Trump’s new national security strategy treats longtime allies as threats

The signs had been growing stronger since Inauguration Day. Yet in the early hours of last Friday, the White House website made it official: For President Donald Trump, the main transatlantic threat is not Vladimir Putin’s Russia.

It is Europe’s democracies: America’s closest overseas allies for the past 80 years.

The extraordinary broadside against mostly centrist European governments came in Mr. Trumps’ National Security Strategy of the United States, or NSS – a policy document published by all U.S. administrations that rarely breaks new ground or generates much lasting news interest.

Why We Wrote This

Donald Trump’s new national security strategy turns history on its head, dismissing a Europe it says faces “civilizational erasure” and praising far-right parties that Moscow supports. How will the United States’ transatlantic allies react?

But for European leaders, the shock of being portrayed as an ideological threat, in language that past reports had reserved for countries like Russia, will linger.

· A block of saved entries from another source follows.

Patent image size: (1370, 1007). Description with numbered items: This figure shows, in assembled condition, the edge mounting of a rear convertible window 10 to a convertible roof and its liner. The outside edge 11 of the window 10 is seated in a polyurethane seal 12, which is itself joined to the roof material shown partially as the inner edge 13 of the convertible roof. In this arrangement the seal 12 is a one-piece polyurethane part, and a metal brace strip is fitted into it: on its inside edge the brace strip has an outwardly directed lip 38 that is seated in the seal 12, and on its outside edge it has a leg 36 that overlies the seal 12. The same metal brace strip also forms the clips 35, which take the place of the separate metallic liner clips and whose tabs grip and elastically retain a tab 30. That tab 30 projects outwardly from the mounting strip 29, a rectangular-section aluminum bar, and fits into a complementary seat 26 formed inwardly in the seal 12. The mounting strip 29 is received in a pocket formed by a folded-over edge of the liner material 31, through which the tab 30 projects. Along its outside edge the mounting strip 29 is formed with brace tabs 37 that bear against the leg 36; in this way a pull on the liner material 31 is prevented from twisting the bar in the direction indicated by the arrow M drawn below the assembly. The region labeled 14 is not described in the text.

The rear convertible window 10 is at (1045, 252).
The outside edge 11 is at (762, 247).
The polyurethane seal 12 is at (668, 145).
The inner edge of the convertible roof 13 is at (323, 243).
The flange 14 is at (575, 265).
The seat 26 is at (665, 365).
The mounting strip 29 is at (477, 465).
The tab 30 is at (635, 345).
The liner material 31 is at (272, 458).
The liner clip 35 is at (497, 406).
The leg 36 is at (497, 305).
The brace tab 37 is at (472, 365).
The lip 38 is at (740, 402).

Focusing above all on immigration, the NSS warns that non-Europeans might eventually become a majority in some countries. And it accuses Europe’s leadership of allowing this “stark prospect of civilizational erasure.”

Even more unsettling, perhaps, the document singles out far-right populists as the sole cause for U.S. optimism: “patriotic European parties” whose “resistance” Washington would seek to “cultivate.”

President Donald Trump arrives for a media conference at the end of the NATO summit in The Hague, Netherlands, June 25, 2025.

That is language that recalls American references to Soviet dissidents during the Cold War.